Barbara Mindel raccorda elementi reiterati in opere monumentali, si avvale di simboliche stereometrie, di oggetti allegorici, di forme retoriche visive, costruisce strutture, che potrebbero essere con assoluta perentorietà scenografie teatrali, e le ricopre di stoffa, svuota le uova e le ridipinge conferendo loro i connotati di entità estetiche create per un nuovo esistere, mesce acqua nei cristalli in un rituale rigido, quasi di ancestrale riscoperta del proprio genere femminile, innalza pareti domestiche trapunte di figure antropomorfe, progetta cubature abitative intese come luogo dell’anima e della memoria. In tutto ciò riannoda le tracce narrative che sono passaggi nodali dell’esistere e dagli intrecci frammentari decodifica la fabula al fine di redigere il senso ultimo del vivere e del fare arte.

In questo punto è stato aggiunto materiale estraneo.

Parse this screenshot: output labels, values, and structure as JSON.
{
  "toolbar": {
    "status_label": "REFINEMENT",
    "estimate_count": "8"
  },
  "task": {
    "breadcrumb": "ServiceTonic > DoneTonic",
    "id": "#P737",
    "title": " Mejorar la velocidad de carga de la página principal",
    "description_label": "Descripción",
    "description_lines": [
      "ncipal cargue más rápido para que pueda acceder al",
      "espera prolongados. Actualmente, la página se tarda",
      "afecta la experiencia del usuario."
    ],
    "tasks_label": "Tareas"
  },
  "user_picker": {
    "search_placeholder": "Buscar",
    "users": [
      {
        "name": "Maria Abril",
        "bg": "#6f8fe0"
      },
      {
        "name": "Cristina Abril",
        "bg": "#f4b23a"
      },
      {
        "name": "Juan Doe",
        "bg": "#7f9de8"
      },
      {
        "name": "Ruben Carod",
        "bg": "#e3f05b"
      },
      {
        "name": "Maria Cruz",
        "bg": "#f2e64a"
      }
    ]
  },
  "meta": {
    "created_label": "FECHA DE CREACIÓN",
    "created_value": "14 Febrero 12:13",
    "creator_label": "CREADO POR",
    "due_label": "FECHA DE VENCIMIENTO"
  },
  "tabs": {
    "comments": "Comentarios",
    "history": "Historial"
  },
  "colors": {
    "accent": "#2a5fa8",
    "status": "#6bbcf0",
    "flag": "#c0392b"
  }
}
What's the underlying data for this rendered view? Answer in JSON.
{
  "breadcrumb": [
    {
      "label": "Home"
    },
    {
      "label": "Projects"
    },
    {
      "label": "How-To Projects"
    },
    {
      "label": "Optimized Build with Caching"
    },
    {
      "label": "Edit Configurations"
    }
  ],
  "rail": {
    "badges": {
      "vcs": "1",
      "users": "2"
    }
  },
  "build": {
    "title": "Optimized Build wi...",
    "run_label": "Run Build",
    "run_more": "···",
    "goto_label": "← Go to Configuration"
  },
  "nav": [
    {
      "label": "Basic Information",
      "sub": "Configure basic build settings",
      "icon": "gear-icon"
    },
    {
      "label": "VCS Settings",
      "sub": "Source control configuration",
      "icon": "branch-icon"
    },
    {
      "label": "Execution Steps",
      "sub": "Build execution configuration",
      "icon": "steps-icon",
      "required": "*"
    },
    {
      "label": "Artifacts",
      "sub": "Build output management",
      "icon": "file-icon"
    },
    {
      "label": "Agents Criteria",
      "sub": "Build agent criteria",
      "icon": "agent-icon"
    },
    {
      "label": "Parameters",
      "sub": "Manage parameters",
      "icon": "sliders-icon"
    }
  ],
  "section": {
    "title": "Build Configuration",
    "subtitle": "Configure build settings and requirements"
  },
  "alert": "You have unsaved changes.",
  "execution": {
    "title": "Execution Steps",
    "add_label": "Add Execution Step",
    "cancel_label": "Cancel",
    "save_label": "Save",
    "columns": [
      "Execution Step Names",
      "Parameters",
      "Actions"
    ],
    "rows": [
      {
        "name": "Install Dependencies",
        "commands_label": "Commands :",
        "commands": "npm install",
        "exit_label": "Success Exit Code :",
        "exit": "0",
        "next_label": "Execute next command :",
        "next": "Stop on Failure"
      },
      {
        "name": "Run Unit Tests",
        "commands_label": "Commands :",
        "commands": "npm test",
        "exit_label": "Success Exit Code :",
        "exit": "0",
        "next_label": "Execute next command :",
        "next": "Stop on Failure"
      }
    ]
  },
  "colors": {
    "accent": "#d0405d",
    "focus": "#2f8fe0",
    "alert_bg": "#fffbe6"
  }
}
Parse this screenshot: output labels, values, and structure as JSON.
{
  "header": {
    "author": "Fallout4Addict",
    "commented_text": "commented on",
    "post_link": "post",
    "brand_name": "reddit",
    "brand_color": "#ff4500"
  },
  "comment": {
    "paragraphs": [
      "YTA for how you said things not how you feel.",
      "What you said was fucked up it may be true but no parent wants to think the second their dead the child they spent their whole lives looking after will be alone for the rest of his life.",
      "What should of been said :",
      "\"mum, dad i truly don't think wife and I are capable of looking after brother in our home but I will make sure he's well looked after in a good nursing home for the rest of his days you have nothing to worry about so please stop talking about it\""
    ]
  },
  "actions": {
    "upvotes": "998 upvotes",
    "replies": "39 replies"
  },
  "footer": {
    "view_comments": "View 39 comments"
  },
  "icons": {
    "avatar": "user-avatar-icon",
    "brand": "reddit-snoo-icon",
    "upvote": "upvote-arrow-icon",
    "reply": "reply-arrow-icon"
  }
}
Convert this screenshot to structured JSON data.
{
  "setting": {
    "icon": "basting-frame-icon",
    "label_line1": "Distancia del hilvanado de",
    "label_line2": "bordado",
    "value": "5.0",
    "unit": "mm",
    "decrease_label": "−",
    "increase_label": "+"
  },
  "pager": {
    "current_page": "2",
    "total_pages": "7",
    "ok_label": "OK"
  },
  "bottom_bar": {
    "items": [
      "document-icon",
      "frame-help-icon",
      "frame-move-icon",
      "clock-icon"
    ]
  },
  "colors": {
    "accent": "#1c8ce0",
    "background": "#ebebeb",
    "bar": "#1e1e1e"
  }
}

La forza della sua produzione risiede nel conoscere e nel saper dominare il lieve discrimine tra il rigoroso disegno e la padronanza dei materiali. In questa fase della sua attività raggiunge un più maturo equilibrio tra le due componenti; non rinnega esiti esteticamente accattivanti, ma li usa al servizio del concetto, della regola, dell’ordine. L’elemento liquido primigenio, che rampolla nella Falda acquifera, riaffiora in fonti squadrate, in volumi tridimensionali e compatti. E’ trattenuto in involucri vetrosi quasi a contraddire il flusso che dovrebbe caratterizzarlo, ma è anch’esso emblema sacralizzato, memoriale. La falda si distende fitta di incasellamenti, specchiante ma attraversabile, controcanto trasparente rispetto ai pannelli gorgoglianti di stoffa delle altre opere; è una sorgente dove l’acqua è ferma e cristallizzata in teche trasparenti, in sotto unità. E’ un’ossimorica creazione intellettuale dove flusso e tempo, che dello scorrere è universale convenzione, sembrano soggiacere ad una frammentarietà diacronica che vuole essere immagine della totalità, del principio estenuato nella fine da cui si genera un nuovo inizio.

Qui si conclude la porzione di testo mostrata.